Payroll and interims costs increased by EUR 147.9m mainly driven by the impact of the new subsidiaries (EUR 152.1m). The reported average year-on-year staff showed an increase of 2,057 FTE and interims, generating extra costs of EUR 155.8m, explained by the integration of FTE and interims of the new subsidiaries. The price effects and others have a negative impact of EUR 5.2m, mainly explained by indexation of salaries, impacts of the CLA, merit increases, partly compensated by tax shift and employee benefits (non-cash profit related to the termination of transport benefit). Those negative impacts were partially compensated by a positive mix effect (EUR 13.1m).
Not taking into account the impact of the integration of new subsidiaries, SG&A excluding transport costs and interims decreased by EUR 0.6m. The variation is mainly due to the decrease of third party remuneration fees, offset by the increase of rental costs and energy delivery.
Transport costs amounted to EUR 217.2m, EUR 157.0m higher compared to previous year, mainly due to scope change (EUR 129.2m) and the evolution of international activities.

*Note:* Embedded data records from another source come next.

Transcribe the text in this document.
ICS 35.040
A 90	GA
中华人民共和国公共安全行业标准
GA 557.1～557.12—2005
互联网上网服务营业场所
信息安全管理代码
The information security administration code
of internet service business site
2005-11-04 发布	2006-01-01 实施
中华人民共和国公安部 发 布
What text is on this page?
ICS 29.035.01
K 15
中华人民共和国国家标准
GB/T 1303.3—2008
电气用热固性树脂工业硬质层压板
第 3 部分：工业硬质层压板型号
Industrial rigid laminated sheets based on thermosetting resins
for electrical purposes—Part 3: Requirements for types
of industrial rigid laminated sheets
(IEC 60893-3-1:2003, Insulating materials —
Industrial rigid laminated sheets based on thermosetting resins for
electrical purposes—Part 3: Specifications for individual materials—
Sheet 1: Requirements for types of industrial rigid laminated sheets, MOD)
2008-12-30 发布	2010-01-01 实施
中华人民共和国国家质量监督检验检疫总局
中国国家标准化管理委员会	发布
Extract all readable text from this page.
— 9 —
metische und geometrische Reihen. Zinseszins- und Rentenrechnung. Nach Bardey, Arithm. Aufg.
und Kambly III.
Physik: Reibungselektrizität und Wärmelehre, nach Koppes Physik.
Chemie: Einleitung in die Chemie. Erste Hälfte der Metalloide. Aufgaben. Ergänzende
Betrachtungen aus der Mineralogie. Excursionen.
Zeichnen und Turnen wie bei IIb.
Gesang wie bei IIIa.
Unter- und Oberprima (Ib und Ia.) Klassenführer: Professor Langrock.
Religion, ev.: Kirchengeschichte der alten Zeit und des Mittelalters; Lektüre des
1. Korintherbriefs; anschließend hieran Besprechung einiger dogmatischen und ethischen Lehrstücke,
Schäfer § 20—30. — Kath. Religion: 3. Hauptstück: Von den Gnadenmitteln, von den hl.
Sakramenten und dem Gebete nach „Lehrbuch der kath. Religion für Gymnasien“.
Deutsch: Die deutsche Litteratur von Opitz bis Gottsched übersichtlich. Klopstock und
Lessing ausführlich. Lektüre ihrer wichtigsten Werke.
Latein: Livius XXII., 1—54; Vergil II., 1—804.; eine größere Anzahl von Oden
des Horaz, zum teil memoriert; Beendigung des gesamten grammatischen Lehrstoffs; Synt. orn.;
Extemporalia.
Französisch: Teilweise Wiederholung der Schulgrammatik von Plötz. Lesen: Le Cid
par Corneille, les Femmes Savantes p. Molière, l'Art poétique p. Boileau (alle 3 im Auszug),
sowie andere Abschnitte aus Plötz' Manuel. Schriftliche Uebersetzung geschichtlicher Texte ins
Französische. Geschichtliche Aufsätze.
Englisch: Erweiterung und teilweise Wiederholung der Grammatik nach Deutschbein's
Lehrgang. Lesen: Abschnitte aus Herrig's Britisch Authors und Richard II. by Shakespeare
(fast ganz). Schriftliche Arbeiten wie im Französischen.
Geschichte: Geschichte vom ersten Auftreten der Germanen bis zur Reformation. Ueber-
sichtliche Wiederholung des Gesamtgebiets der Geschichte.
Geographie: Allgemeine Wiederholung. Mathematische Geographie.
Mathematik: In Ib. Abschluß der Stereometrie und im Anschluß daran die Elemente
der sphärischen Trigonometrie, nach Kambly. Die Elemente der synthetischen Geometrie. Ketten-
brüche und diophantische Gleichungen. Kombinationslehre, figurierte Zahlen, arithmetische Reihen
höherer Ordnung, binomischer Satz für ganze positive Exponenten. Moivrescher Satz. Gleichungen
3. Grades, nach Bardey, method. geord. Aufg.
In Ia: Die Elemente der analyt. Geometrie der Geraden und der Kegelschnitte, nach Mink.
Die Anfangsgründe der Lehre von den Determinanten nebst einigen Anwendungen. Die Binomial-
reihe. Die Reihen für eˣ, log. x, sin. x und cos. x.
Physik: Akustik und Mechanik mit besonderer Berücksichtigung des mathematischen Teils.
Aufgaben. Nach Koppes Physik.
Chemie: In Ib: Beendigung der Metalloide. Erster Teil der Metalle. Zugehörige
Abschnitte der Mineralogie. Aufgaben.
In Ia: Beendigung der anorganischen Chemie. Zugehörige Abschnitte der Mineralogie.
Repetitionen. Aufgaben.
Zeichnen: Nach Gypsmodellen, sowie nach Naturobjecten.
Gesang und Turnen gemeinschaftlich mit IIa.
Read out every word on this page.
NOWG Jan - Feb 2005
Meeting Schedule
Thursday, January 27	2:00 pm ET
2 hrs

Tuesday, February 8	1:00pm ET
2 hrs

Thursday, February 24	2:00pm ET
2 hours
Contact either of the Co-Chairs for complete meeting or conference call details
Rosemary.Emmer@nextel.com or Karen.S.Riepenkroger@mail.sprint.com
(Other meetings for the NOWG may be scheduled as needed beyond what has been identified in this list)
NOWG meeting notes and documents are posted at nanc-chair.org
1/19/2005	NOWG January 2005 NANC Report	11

Other costs increased by EUR 199.7m but only slightly increased by EUR 0.8m when excluding the impact of the integration of new subsidiaries.
Net cash outflow decreased compared to the same period last year by EUR 76.1m to EUR 110.0m.
Free cash flow amounted to EUR -576.6m in the fourth quarter of 2017 (EUR +34.5m in 2016).
Cash flow from operating activities decreased by EUR 76.9m compared to the same period last year to EUR 46.7m mainly due to a deterioration in working capital (EUR -77.2m) as a consequence of peak sales season of Radial combined with lower outstanding trade payables.
Investing activities generated a cash outflow of EUR 623.2m in the fourth quarter of 2017 compared to an outflow of EUR 89.0m for the same period last year as investment securities (EUR +12.0m) and higher proceeds from the sale of property, plant and equipment (EUR +3.5m) were more than counterbalanced by higher cash outflows related to capital expenditures (EUR -12.4m) and by the cash outflows related acquisitions of subsidiaries. The increase of the latter was due to the acquisition of Radial (EUR -581.5m) in the fourth quarter of 2017 partially offset by the outflow related to acquisition of Ubiway (EUR +39.9m), the first earn-out payment for Apple Express Canada (EUR +3.7m) and the investment in the Citie digital platform (EUR +0.8m) in the same period last year.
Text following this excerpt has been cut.